Gesta Danorum (English: "Deeds of the Danes"), called Gesta Danorum på danskæ ("Deeds of the Danes in Danish") to distinguish it from the better known Gesta Danorum by Saxo Grammaticus, is a Danish historical chronicle written in Old Danish in Lund around the year 1300.

Gesta Danorum på danskæ recounts the history of Danish kings from the legendary King Dan to the reign of Eric Menved.

==History==
===Source material===
Gesta Danorum på danskæ covers much of the same legendary and historical material as Chronicon Lethrense and Saxo's Gesta Danorum, which were earlier works (released in the second half of the 12th century and the first years of the 13th century respectively) and written in Latin. It is not a direct translation or abbreviation of either work, and includes material from both along with alterations that appear in neither. For example, the tale of the dog king of Denmark who precedes the reign of Rolf Kraki, and how Snyo won the throne after the dog's death, appears in Gesta Danorum på danskæ (in which it was put on the throne by Hakon) and the Chronicon Lethrense (in which it was put on the throne by Athisl), but not in Saxo's Gesta Danorum. However, the story of the mortal king Hother slaying divine Balder is included in Gesta Danorum på danskæ and Saxo's Gesta Danorum, but not in Chronicon Lethrense.

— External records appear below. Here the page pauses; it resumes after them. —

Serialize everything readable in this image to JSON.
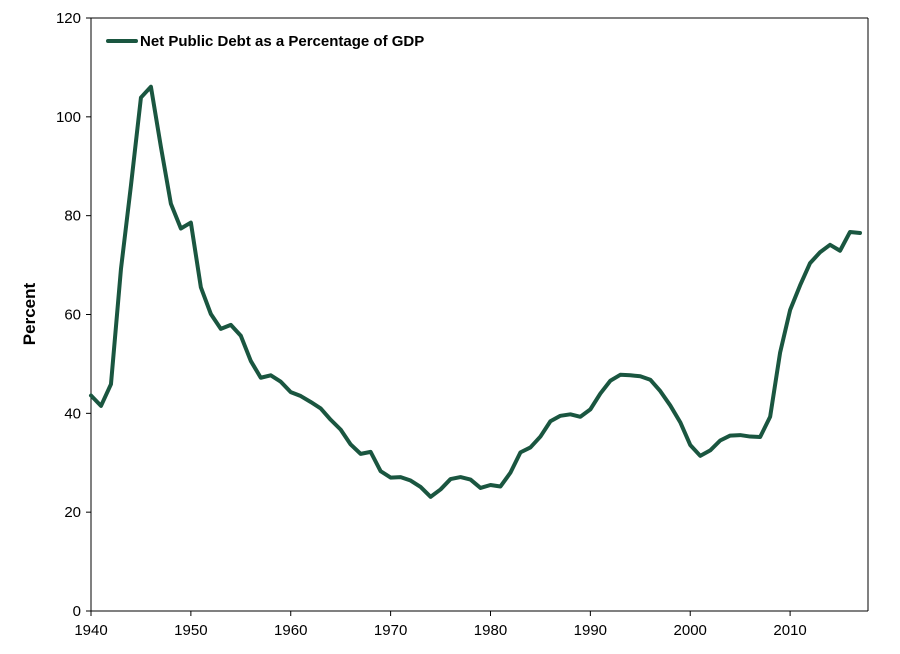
{
  "chart_data": {
    "type": "line",
    "title": "",
    "xlabel": "",
    "ylabel": "Percent",
    "xlim": [
      1940,
      2017.8
    ],
    "ylim": [
      0,
      120
    ],
    "x_ticks": [
      1940,
      1950,
      1960,
      1970,
      1980,
      1990,
      2000,
      2010
    ],
    "y_ticks": [
      0,
      20,
      40,
      60,
      80,
      100,
      120
    ],
    "grid": false,
    "legend_position": "top-left",
    "colors": {
      "series": "#1a5640"
    },
    "series": [
      {
        "name": "Net Public Debt as a Percentage of GDP",
        "x": [
          1940,
          1941,
          1942,
          1943,
          1944,
          1945,
          1946,
          1947,
          1948,
          1949,
          1950,
          1951,
          1952,
          1953,
          1954,
          1955,
          1956,
          1957,
          1958,
          1959,
          1960,
          1961,
          1962,
          1963,
          1964,
          1965,
          1966,
          1967,
          1968,
          1969,
          1970,
          1971,
          1972,
          1973,
          1974,
          1975,
          1976,
          1977,
          1978,
          1979,
          1980,
          1981,
          1982,
          1983,
          1984,
          1985,
          1986,
          1987,
          1988,
          1989,
          1990,
          1991,
          1992,
          1993,
          1994,
          1995,
          1996,
          1997,
          1998,
          1999,
          2000,
          2001,
          2002,
          2003,
          2004,
          2005,
          2006,
          2007,
          2008,
          2009,
          2010,
          2011,
          2012,
          2013,
          2014,
          2015,
          2016,
          2017
        ],
        "values": [
          43.6,
          41.5,
          45.9,
          69.2,
          86.1,
          103.9,
          106.1,
          93.9,
          82.4,
          77.4,
          78.6,
          65.5,
          60.1,
          57.1,
          57.9,
          55.7,
          50.6,
          47.2,
          47.7,
          46.4,
          44.3,
          43.5,
          42.3,
          41.0,
          38.7,
          36.7,
          33.7,
          31.8,
          32.2,
          28.3,
          27.0,
          27.1,
          26.4,
          25.1,
          23.1,
          24.6,
          26.7,
          27.1,
          26.6,
          24.9,
          25.5,
          25.2,
          28.0,
          32.1,
          33.1,
          35.3,
          38.4,
          39.5,
          39.8,
          39.3,
          40.8,
          44.0,
          46.6,
          47.8,
          47.7,
          47.5,
          46.8,
          44.5,
          41.6,
          38.2,
          33.6,
          31.4,
          32.5,
          34.5,
          35.5,
          35.6,
          35.3,
          35.2,
          39.3,
          52.3,
          60.9,
          65.9,
          70.4,
          72.6,
          74.1,
          72.9,
          76.7,
          76.5
        ]
      }
    ]
  }
}
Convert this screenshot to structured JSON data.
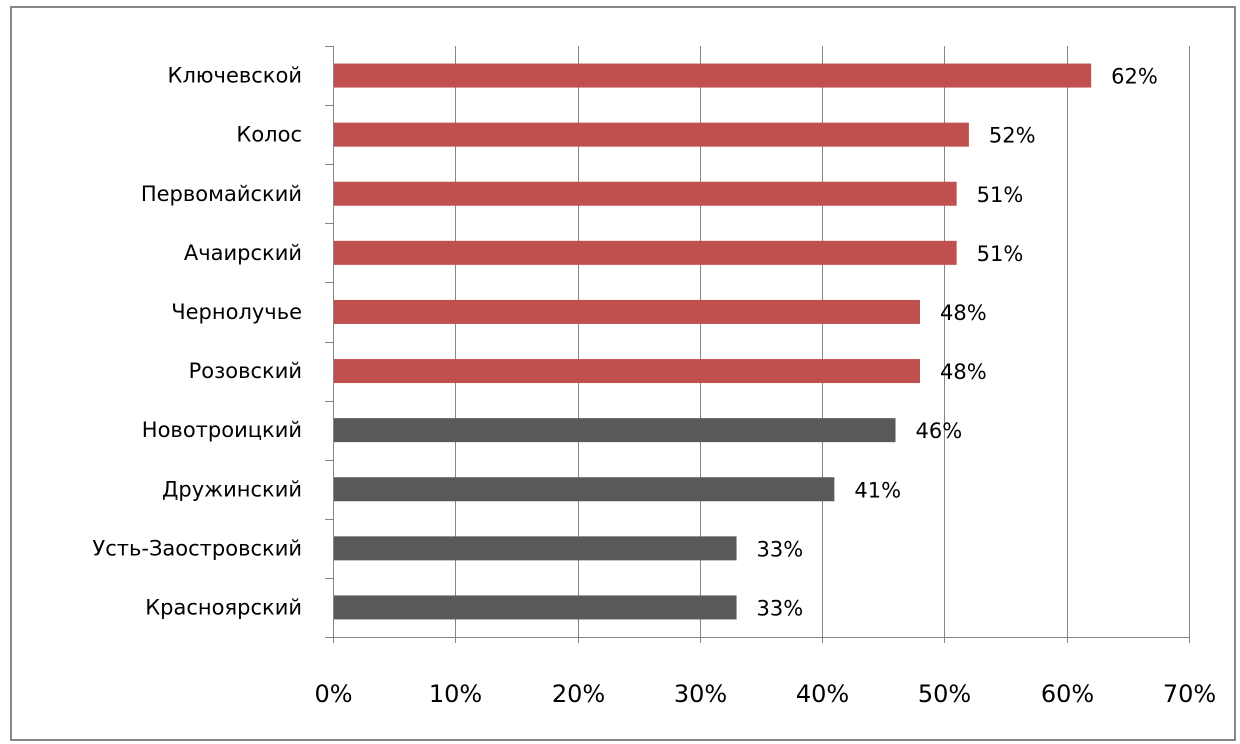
{
  "chart_data": {
    "type": "bar",
    "orientation": "horizontal",
    "title": "",
    "xlabel": "",
    "ylabel": "",
    "xlim": [
      0,
      70
    ],
    "x_ticks": [
      "0%",
      "10%",
      "20%",
      "30%",
      "40%",
      "50%",
      "60%",
      "70%"
    ],
    "grid": "vertical",
    "legend": "none",
    "categories": [
      "Ключевской",
      "Колос",
      "Первомайский",
      "Ачаирский",
      "Чернолучье",
      "Розовский",
      "Новотроицкий",
      "Дружинский",
      "Усть-Заостровский",
      "Красноярский"
    ],
    "values": [
      62,
      52,
      51,
      51,
      48,
      48,
      46,
      41,
      33,
      33
    ],
    "data_labels": [
      "62%",
      "52%",
      "51%",
      "51%",
      "48%",
      "48%",
      "46%",
      "41%",
      "33%",
      "33%"
    ],
    "bar_colors": [
      "#C0504D",
      "#C0504D",
      "#C0504D",
      "#C0504D",
      "#C0504D",
      "#C0504D",
      "#595959",
      "#595959",
      "#595959",
      "#595959"
    ]
  }
}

It uses the line of kings from the Codex Runicus and the Stockholm law manuscripts (C 67 and B 72).

It is unrelated to the Annales Ryenses (Rydårbogen), except indirectly as both are based on the Chronicon Lethrense.

===Manuscripts===
Gesta Danorum på danskæ survives in two manuscripts, B 77 and C 67, both of which are medieval law codes referred to as a Codex Holmiensis (that is, a "Stockholm book", or manuscript from the National Library of Sweden). They are archived at the Royal Library (Det kongelige bibliotek) in Copenhagen. The manuscripts are:

- Cod. Holm. B 77 is a code of Scanian Law. It was written in the first half of the 15th century. This manuscript goes up to year 1295.
- Cod. Holm. C 67 is a code of Zealandic Law. This manuscript goes up to year 1305.

These manuscripts were edited and published by Marcus Lorenzen in the book Gammeldanske Krøniker (Old Danish Chronicle).

===Translations===
Gesta Danorum på danskæ was translated into Swedish shortly after being written. This early translation survives in the manuscript Cod. Holm. D 4, from around the year 1500. There are also a couple of post-medieval copies.

The philologist E. V. Gordon included an extract of the Old Norse text of the Gesta Danorum på danskæ (as published by Lorenzen) as an example text in his book An Introduction to Old Norse. The extract covered the portion of the work from the reign of Haldan to the reign of Offa the Strong, and was chosen because it contained material from Chronicon Lethrense that did not appear in Saxo's Gesta Danorum, and which therefore must have originated in a tradition that predated Saxo's work. This extract was subsequently translated into English by Peter Tunstall as an appendix to his translation of the Saga of Hrolf Kraki. This translation was erroneously given the title "The Chronicle of the Kings of Lejre (Chronicon Lethrense)", although that is an unrelated work.